Oh, all those places we didn’t go! Friends camped at Yellowstone National Park; we pitched tents in our backyard. Colleagues flew to Paris; we flew kites. Neighbors swam with the stingrays in Mexico; we swam with bluegill at Otter Lake. We got “all the splash for a lot less cash” at Noah’s Ark in Wisconsin Dells, just up the road, a daytrip we splurged on.
And how could we have traveled far anyways? Daycare superseded vehicle maintenance. The steering wheel vibrates like the MedMassager MMF06; the undercarriage rattles like a cheese grater shredding cheddar along the highway. We’ve reached 200,000 miles just from crisscrossing town.

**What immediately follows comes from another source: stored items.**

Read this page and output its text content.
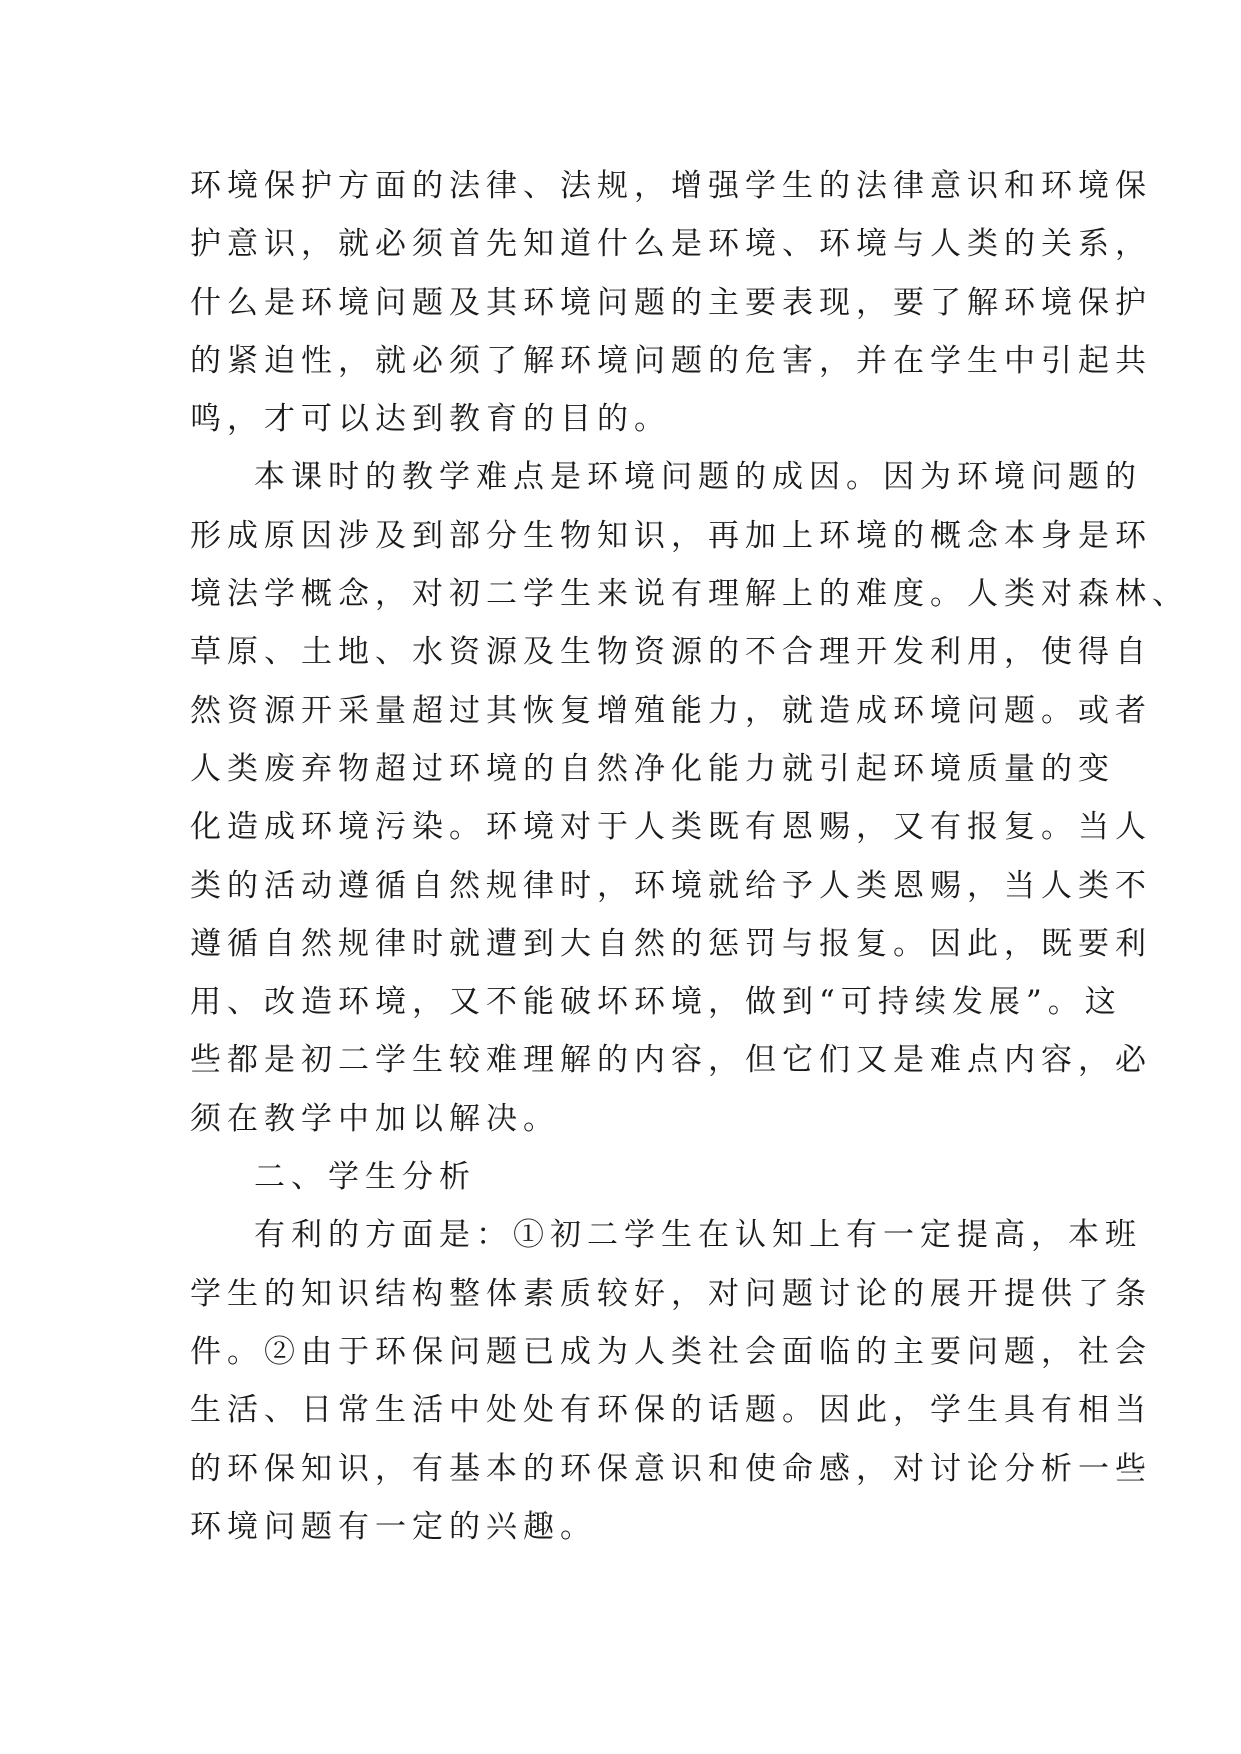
环境保护方面的法律、法规，增强学生的法律意识和环境保
护意识，就必须首先知道什么是环境、环境与人类的关系，
什么是环境问题及其环境问题的主要表现，要了解环境保护
的紧迫性，就必须了解环境问题的危害，并在学生中引起共
鸣，才可以达到教育的目的。
本课时的教学难点是环境问题的成因。因为环境问题的
形成原因涉及到部分生物知识，再加上环境的概念本身是环
境法学概念，对初二学生来说有理解上的难度。人类对森林、
草原、土地、水资源及生物资源的不合理开发利用，使得自
然资源开采量超过其恢复增殖能力，就造成环境问题。或者
人类废弃物超过环境的自然净化能力就引起环境质量的变
化造成环境污染。环境对于人类既有恩赐，又有报复。当人
类的活动遵循自然规律时，环境就给予人类恩赐，当人类不
遵循自然规律时就遭到大自然的惩罚与报复。因此，既要利
用、改造环境，又不能破坏环境，做到“可持续发展”。这
些都是初二学生较难理解的内容，但它们又是难点内容，必
须在教学中加以解决。
二、学生分析
有利的方面是：①初二学生在认知上有一定提高，本班
学生的知识结构整体素质较好，对问题讨论的展开提供了条
件。②由于环保问题已成为人类社会面临的主要问题，社会
生活、日常生活中处处有环保的话题。因此，学生具有相当
的环保知识，有基本的环保意识和使命感，对讨论分析一些
环境问题有一定的兴趣。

With the laughable “sibling discount” of $1 a day, we estimate having ponied up $174,408 in thirteen years, more than the cost of our mortgage. K-12 is a 13-year span of time for a single child; we spent the same number of years as a family at the Children’s Center.
When our youngest was born in 2013, my husband activated the daycare countdown clock. F-I-V-E years left. By 2018, he measured, we could really begin living. Mountains, oceans, deserts, canyons, waterfalls, skyscrapers, maybe even volcanoes. Oh, the places we’d go! And now, at long last, that little window is opening. We’re like giddy teenagers having landed first jobs, 40 years old, feeling, if only slightly, the thrill of financial freedom. So, this is what they meant by disposable income. Maybe we’ll drive East or West on a full tank of gas to “join the high fliers who soar to high heights.” Dr. Seuss is calling our names with his rhythms and rhymes, nickels and dimes.
In the meantime, already foggy-eyed, I’m practicing my graduation hoots and hollers. Our youngest son, ensconced in a little black robe, mortarboard cock-eyed on his blonde mop is tall for his age but a Tiny Titan nevertheless. Of course, our oldest is also graduating from middle school. In four years, she’ll be college-bound, and the cycle will begin again. Long live our educated youth!
And while we’re thinking about college tuition, at $12,844 per year the big boys and girls who cash in on the four-year Titan promise pay only $51,376 for their college education.
“We’ll just start writing checks again,” I say. “Except we’ll send them over to the Bursar’s Office across the street instead.” In the meantime, we’ll relish this reprieve. Oh, the places we’ll go, all seven in tow, having shed tuition for four years or so. We’ll shift into neutral, push the van if we must. Say it with me now, Honey, family road-trip or bust.